United States v. Oscar Argenis Mejias Morales

Opinion

PER CURIAM.

Oscar Argenis Mejias Morales appeals his sentence of fifty-seven months imposed following his guilty plea for importation of 100 grams or more of heroin, in violation of 21 U.S.C. § 952(a). He contends that the district court impermissibly found that his acquiescence to the government’s factual proffer at the plea colloquy was an admission of drug quantity and, therefore, his sentence based on this drug quantity was unconstitutional under United, States v. Booker, 543 U.S.-, 125 S.Ct. 738, 160 L.Ed.2d 621 (2005).

Morales agreed to plead guilty to one count of importation of 100 grams or more of heroin, in violation of 21 U.S.C. § 952(a).
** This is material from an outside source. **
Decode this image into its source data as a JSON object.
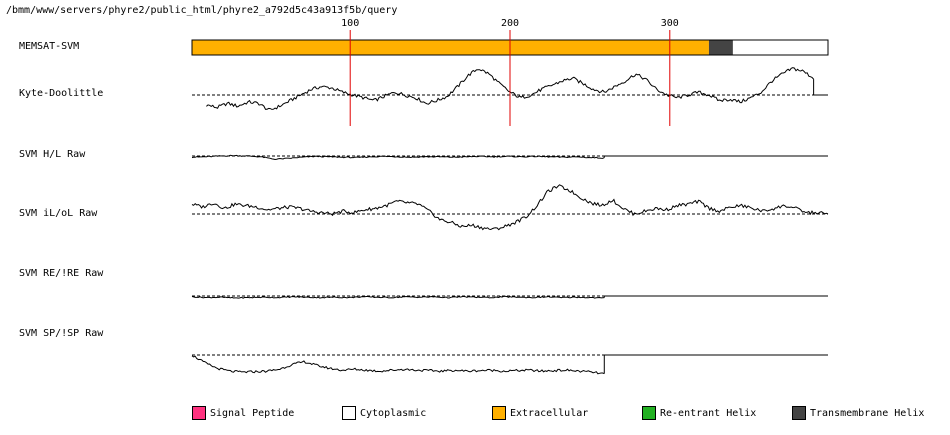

The plea agreement did not limit Morales’s right to appeal his conviction or sentence.

At the change-of-plea hearing, the government stated that it could prove that, upon arrival at Miami International Airport on a flight from Venezuela, Morales was selected for secondary inspection by Customs, where officials found a white powdery substance in two pair of shoes and the binder of a book. The substance tested positive for heroin totaling 988.6 grams. Morales admitted that the factual proffer was correct and he entered a plea of guilty, which the court accepted.

The probation officer prepared a presentence investigation report (“PSI”), recommending a base offense level of thirty un *210 der U.S.S.G. § 2D1.1(c)(5) given the 988.6 grams of heroin involved. The probation officer recommended that this level be decreased by two levels under the safety-valve provision, and by three levels based on Morales’s acceptance of responsibility, U.S.S.G. § 3E1.1. With an adjusted offense level of twenty-five, and a criminal history category I, Morales’s guidelines range was fifty-seven to seventy-one months imprisonment.

Morales objected to the PSI on the grounds that, under Blakely v. Washington, 542 U.S.-, 124 S.Ct. 2531, 159 L.Ed.2d 403 (2004), his base offense level should have been 26 because the indictment charged only 100 grams or more of heroin. At sentencing, the court overruled the objection, finding that Morales’s acceptance of the factual proffer at the plea colloquy established the drug quantity for sentencing purposes. The court then adopted the PSI’s factual findings and guidelines calculations and sentenced Morales to fifty-seven months imprisonment and three years supervised release.

We review preserved Booker errors de novo, but “will reverse only for harmful error.” See United States v. Mathenia, 409 F.3d 1289 (11th Cir. 2005).

In Booker, the Supreme Court reiterated its previous holding that, “[a]ny fact (other than a prior conviction) which is necessary to support a sentence exceeding the maximum authorized by the facts established by a plea of guilty or a jury verdict must be admitted by the defendant or proved to a jury beyond a reasonable doubt.” 125 S.Ct. at 749, 756. The Court then determined that the mandatory nature of the sentencing guidelines was incompatible with its constitutional holding, and, therefore, the guidelines could be advisory only. The Court, however, explained that although the guidelines were advisory only, courts should consider the guidelines in addition to the sentencing factors in 18 U.S.C. § 3553(a), in determining a reasonable sentence. 125 S.Ct. at 756-57, 764.

Here, Morales stipulated to the drug quantity. Therefore, there is no constitutional error in the imposition of his sentence. See United States v. Burge, 407 F.3d 1183 (11th Cir. 2005).

Although there is no Sixth Amendment violation in this case, there is statutory error because the court imposed sentence under a mandatory guideline scheme. Thus, the burden falls on the government to show that the error was harmless. Mathenia, slip op. at 2328-29. “A non-constitutional error is harmless if, viewing the proceedings in their entirety, a court determines that the error did not affect the sentence, or had but very slight effect.” 1 Id. (citations and quotations omitted).

Here, we cannot say that the government has met its burden to show that the error was harmless. The court sentenced Morales at the low end of the guidelines range, and we do not know that the court would have imposed the same sentence had it known that the sentencing guidelines were advisory only. Because we do not know, the government has not met its burden. United States v. Petho, 409 F.3d 1277 (11th Cir. 2005); United States v. Davis, 407 F.3d 1269 (11th Cir. 2005).

Accordingly, we VACATE and REMAND for resentencing.

1

. The heightened "beyond a reasonable doubt” test applies to harmless error cases involving constitutional errors. United States v. Robles, 408 F.3d 1324 (11th Cir. 2005). Here, there is statutory, but not constitutional, error.